Dan: If you've just the one set of changes, "webrev" all by itself is sufficient. It'll create /code/illumos-bug1234/webrev/. You can then scp/mv/ln/etc. that webrev/ directory into an HTTP-reachable directory somewhere.

After some work in the child workspace, you need to pull changes from upstream...

In particular, you must do this before completing your work to make the review or integration.

### Update master repo
cd /code/illumos-clone
hg pull -u
### Now illumos-clone is up to date.

### For each child like "illumos-bug1234":
cd /code/illumos-bug1234
### Make sure I've committed any outstanding diffs
hg pull -u ; hg merge
### Resolve conflicts if any
hg commit -m blah
hg recommit      ### <edit push string to remove crap>

Publish your work

Developers' habits and best-practices "as-is":

Steve: I recommend to keep change sets  small.
Ideally, one bug, or concise feature per change set.
Rules are made to be broken, but there are many advantages: easier to review, easier to back out, easier for someone to take or leave.
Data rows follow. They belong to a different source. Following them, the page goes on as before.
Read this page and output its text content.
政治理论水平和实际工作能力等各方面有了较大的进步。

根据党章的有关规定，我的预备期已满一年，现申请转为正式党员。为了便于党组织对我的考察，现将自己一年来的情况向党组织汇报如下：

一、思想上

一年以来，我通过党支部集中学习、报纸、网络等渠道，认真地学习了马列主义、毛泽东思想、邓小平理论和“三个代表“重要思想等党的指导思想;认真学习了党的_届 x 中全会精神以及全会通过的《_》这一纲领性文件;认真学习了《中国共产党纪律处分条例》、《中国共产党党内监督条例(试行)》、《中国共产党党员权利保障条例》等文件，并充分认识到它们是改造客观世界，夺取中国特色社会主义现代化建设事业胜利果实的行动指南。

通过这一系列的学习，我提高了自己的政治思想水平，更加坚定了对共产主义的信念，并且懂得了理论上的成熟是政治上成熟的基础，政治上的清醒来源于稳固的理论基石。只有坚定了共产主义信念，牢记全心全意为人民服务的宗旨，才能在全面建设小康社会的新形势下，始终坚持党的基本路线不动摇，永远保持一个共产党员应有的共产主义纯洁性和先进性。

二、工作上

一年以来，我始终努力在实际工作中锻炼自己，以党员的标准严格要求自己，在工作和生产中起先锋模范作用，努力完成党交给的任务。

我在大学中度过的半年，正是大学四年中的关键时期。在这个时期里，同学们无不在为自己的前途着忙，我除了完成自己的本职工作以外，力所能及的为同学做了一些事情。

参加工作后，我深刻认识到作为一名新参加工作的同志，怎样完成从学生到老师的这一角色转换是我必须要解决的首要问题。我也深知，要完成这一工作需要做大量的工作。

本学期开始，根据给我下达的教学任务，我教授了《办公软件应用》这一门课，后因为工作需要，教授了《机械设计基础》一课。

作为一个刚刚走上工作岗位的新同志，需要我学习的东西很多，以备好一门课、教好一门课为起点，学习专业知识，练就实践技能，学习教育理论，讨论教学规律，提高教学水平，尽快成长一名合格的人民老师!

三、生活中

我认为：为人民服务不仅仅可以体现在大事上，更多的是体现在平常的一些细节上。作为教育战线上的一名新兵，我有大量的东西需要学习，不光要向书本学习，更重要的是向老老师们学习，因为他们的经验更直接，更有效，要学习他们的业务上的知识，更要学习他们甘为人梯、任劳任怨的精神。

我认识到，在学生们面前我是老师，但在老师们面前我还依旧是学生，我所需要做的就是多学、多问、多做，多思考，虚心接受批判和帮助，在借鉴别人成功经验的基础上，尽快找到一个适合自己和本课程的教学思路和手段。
> I agree about this in terms of upstream repository, that an atomary
> change to close a bug is a good thing. However, does it mean that
> during local development I should not "hg commit" successful changes
> to my code before I go on (as I often do, leading to several commits
> per day)? Or are we talking about different things? =)

You could do that, but I find it is much simpler to stick to the "one repo, one changeset, one bug, one commit, one push" rule. 
Usually the checkin workflow for me goes like this:

  1. Done with coding and testing...
  2. Update repo with latest changes from parent, if any ( ie hg pull; hg update)
  3. Merge if necessary (relatively rare)
  4. hg commit
  5. hg push
  6. At this point the repo is ready for some other work item.


>Anyway, publishing a webrev and reworking on comments, and making
>new webrevs, would still likely produce several local commits.

>From what I gathered around the docs, it is possible to diff your
>repo against the upstream one, and produce a single changeset
>which contains the final result of your work so far.

Change sets are produced by "hg commit". These can be pushed (easily) to an upstream repo, and they remain change sets there as well.

You can produce a text diff rendering of any change set, e.g.:

hg diff -c xxxxx

(xxxxx being the change set number).
Also, see "hg export" and "hg import".

>Also most docs value the "local commit history" (commit comments)
>as being potentially useful to the developer and to the general
>community after the upstream merge. How do these comments get
>passed up and survive eventual destruction of the child repo
>(if they do)?

Yes, comments are important, they make it easier for someone to discern what the change set is about.
Comments added with -m "..comment..." at commit time (or via a text editor, if you are so configured) are associated with the change set, and travel with the change set as it gets pushed, exported and imported.
Again, once you commit and push the change set upstream, the comment goes with it, so it does not matter if you subsequently destroy the repo where you did the work.